Главное, понимала ведь, что это ее бес тщеславия искушает. Было совершенно ясно, в чем истинная причина «несуразной просьбы» Сергея Сергеевича. Оценил мастер сыска ее проницательность и остроглазие, надеется на помощь в расследовании.
Иной подоплеки, греховно-мирского свойства, Пелагия, будучи особой духовного звания, заподозрить себе не дозволила. Но и тщеславного беса оказалось достаточно.
Не устояла перед соблазном, слабая душа.
Сама виновата, сказала себе порозовевшая от удовольствия Пелагия. Надо было помалкивать, не соваться со своими умозаключениями. А теперь даже странно было бы бросить Сергея Сергеевича посреди расследования.
– Вы только согласие дайте, – тихонько попросил Долинин, видя ее колебания. – С его преосвященством я сам переговорю.
– Нет, – вздохнула Пелагия. – Лучше уж я.
К нелегкому разговору подготовилась основательно, постаравшись выстроить беседу на излюбленный Митрофанием мужской манер, то есть безо всякой эмоциональности, на одной логике.
Резонов, связанных с пользой следствия, не коснулась вовсе. Главный упор сделала на опасность, которой была чревата затеянная Долининым экспедиция.
– Если подтвердится, что сектантский пророк – уроженец нашей епархии, то-то Константину Петровичу выйдет подарок, – говорила сестра. – Ведь во всех газетах напишут, и про Заволжье непременно помянут. А в Синоде скажут: хорош заволжский архиерей, какого аспида из своего гнезда выпустил.
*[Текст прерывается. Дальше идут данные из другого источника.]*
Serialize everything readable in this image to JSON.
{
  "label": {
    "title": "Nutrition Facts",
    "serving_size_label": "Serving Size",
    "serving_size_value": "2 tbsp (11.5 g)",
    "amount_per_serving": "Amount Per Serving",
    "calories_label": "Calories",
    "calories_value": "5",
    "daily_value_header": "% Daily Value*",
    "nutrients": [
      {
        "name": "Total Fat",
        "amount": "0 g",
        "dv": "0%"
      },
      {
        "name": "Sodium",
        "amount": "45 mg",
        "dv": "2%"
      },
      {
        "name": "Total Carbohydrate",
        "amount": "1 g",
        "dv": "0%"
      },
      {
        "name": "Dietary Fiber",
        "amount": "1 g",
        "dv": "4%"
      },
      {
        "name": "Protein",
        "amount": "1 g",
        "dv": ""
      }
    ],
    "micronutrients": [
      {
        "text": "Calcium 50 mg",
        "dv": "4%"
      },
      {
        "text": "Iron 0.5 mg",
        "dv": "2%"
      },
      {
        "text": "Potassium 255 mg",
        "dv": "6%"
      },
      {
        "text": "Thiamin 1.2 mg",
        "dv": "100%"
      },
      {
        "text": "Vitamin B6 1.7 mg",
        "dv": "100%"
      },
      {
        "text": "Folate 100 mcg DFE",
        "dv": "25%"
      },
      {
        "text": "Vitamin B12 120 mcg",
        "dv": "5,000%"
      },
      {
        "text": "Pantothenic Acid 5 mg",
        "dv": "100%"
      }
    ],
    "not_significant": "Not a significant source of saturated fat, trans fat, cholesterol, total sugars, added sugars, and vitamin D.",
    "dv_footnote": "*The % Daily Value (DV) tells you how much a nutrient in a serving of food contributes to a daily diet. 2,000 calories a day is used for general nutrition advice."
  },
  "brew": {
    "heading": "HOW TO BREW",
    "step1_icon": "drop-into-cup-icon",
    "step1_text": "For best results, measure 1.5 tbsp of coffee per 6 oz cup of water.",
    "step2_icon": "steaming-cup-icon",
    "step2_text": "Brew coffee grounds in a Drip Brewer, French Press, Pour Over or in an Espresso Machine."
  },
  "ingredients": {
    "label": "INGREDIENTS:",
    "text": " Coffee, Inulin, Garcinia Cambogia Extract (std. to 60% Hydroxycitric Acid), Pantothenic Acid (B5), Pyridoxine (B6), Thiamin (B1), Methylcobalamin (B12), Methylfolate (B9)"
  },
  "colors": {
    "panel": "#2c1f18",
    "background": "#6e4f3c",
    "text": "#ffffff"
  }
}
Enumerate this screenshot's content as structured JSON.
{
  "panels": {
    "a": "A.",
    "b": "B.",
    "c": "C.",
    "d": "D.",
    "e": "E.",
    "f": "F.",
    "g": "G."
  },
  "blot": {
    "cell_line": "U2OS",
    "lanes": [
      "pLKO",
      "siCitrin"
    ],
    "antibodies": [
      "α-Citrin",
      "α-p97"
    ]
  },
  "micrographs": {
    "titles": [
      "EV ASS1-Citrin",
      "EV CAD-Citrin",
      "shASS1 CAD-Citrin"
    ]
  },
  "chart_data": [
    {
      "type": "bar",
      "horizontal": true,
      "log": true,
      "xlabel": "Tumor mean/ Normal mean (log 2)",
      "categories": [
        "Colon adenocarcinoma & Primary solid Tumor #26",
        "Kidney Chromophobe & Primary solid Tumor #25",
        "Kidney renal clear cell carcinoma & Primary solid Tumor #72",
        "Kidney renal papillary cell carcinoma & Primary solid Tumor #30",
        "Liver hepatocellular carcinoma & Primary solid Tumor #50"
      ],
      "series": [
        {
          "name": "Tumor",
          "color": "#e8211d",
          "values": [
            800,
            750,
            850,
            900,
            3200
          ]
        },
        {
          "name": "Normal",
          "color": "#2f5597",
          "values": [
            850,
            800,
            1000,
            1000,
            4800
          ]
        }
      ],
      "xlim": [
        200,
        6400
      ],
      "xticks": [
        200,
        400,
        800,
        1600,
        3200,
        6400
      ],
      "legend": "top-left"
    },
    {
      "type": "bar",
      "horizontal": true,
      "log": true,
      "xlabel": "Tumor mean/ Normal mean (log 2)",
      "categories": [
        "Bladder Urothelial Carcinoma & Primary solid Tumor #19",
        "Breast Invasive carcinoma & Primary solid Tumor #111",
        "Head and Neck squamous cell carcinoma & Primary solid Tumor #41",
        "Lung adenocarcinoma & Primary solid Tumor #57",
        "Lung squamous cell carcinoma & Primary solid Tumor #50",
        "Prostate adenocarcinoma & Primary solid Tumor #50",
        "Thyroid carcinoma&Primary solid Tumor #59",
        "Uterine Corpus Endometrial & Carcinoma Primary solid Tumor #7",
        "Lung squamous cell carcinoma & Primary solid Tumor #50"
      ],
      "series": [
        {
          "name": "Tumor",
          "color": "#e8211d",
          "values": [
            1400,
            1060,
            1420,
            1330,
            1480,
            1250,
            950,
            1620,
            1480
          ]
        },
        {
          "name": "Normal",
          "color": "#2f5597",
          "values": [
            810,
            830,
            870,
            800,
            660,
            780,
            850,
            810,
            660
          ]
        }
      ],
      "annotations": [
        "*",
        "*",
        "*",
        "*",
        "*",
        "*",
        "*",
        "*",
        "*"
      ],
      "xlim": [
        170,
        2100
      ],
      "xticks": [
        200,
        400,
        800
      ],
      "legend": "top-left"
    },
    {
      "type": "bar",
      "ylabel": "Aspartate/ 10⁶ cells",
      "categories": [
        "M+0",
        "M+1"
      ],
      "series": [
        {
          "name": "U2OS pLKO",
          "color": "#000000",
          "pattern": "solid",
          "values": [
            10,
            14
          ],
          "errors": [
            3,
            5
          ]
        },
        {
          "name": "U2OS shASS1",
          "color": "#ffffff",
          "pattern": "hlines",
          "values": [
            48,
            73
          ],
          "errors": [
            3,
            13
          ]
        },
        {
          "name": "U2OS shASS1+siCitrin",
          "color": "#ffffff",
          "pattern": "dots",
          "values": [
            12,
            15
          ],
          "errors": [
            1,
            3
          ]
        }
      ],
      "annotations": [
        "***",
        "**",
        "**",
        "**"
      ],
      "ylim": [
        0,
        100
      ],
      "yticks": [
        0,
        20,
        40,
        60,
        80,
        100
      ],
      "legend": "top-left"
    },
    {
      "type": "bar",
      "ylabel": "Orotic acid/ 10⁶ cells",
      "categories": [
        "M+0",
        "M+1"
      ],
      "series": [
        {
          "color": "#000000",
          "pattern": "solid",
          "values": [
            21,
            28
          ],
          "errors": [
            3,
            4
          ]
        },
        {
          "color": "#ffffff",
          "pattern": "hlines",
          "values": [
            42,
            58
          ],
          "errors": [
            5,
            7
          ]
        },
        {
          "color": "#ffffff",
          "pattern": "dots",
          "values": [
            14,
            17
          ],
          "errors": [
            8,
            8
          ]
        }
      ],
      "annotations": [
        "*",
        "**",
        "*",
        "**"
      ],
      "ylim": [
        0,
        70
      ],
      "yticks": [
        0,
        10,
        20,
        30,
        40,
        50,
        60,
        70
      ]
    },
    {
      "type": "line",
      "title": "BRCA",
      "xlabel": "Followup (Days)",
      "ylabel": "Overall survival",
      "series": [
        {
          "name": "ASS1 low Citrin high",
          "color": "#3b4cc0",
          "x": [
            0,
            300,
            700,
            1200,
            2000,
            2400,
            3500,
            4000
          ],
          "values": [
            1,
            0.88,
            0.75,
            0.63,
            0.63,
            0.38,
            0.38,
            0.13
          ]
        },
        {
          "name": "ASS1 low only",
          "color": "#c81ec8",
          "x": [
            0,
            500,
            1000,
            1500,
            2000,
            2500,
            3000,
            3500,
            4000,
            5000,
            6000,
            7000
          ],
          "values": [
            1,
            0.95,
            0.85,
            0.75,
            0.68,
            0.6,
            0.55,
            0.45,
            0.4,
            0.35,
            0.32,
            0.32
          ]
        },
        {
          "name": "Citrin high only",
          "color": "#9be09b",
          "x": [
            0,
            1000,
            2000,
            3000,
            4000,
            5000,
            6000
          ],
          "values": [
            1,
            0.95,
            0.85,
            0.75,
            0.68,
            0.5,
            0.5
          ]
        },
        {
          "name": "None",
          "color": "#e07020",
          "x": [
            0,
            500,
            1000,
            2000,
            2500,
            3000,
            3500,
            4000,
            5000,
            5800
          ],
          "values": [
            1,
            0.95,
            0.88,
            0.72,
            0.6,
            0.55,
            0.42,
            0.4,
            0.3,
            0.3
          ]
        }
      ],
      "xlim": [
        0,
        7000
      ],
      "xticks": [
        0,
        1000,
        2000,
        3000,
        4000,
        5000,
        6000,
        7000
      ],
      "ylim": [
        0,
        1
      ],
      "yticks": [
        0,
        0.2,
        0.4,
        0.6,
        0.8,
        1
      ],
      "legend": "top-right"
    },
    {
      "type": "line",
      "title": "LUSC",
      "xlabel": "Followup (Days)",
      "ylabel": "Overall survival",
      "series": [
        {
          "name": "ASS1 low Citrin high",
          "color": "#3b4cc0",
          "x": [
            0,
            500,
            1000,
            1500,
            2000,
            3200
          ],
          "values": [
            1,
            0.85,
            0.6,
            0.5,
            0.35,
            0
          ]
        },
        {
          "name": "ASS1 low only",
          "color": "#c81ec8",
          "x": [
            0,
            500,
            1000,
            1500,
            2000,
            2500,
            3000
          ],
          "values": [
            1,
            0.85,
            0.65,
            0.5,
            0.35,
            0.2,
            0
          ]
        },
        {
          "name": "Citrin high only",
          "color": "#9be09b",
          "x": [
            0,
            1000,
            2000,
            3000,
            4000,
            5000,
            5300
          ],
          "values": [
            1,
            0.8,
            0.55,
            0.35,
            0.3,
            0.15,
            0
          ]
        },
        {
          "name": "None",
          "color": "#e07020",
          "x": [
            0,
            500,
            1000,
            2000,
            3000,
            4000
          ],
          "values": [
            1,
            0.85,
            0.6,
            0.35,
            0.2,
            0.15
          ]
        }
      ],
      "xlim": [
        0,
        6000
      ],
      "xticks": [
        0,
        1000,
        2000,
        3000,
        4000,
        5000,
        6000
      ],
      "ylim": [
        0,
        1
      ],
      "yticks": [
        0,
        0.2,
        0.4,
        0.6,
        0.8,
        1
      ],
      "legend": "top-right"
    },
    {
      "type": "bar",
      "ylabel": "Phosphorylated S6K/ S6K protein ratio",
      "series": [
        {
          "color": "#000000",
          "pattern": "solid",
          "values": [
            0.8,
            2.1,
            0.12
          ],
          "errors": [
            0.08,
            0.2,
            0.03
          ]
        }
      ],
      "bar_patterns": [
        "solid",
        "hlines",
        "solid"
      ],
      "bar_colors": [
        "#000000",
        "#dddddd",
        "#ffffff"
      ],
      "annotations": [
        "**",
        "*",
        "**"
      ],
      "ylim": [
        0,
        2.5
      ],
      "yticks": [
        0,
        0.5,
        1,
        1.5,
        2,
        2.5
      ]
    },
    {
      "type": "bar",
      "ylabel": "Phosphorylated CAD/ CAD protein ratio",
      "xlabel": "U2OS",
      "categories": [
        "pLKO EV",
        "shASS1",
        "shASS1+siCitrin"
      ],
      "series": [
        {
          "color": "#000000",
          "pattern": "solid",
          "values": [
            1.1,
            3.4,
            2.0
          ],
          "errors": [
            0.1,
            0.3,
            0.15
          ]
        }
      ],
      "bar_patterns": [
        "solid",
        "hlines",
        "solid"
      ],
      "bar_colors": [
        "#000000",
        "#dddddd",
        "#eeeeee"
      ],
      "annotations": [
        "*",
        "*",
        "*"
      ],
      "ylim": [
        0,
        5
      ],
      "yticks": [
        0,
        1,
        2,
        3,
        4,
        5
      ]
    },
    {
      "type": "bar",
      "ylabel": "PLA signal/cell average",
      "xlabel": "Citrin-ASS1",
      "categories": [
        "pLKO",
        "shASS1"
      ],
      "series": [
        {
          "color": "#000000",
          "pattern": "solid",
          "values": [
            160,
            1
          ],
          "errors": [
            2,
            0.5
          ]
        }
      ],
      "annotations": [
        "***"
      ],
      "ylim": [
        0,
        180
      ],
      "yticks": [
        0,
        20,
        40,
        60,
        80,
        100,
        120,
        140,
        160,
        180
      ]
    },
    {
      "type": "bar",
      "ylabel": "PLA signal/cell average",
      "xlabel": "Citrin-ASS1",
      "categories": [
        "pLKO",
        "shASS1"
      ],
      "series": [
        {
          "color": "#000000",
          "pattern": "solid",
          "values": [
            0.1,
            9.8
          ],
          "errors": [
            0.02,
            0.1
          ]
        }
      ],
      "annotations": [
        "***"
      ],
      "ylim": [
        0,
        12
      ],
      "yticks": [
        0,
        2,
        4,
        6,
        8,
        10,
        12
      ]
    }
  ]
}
Положение ваше и без того шатко.
– Я за свою кафедру не держусь, – насупился Митрофаний.
– Знаю. Так ведь не в вас дело, а в нас. Кого нам обер-прокурор вместо вас пришлет? Уж верно какого-нибудь своего любимца. Из ярых, из инквизиторов. Тут-то заволжскому миру и покою конец настанет.
И потом еще пространно доказывала, как важно, чтобы при опознании рядом с важным петербургским чиновником присутствовала она, свой для Митрофания человек. На самый худой случай – вовремя предварить о скверном обороте дела. А может быть, и не только для этого, потому что отношения с господином Долининым у нее сложились самые дружеские и очень возможно, что удастся повлиять на содержание и тон реляции, которую следователь пошлет в Петербург.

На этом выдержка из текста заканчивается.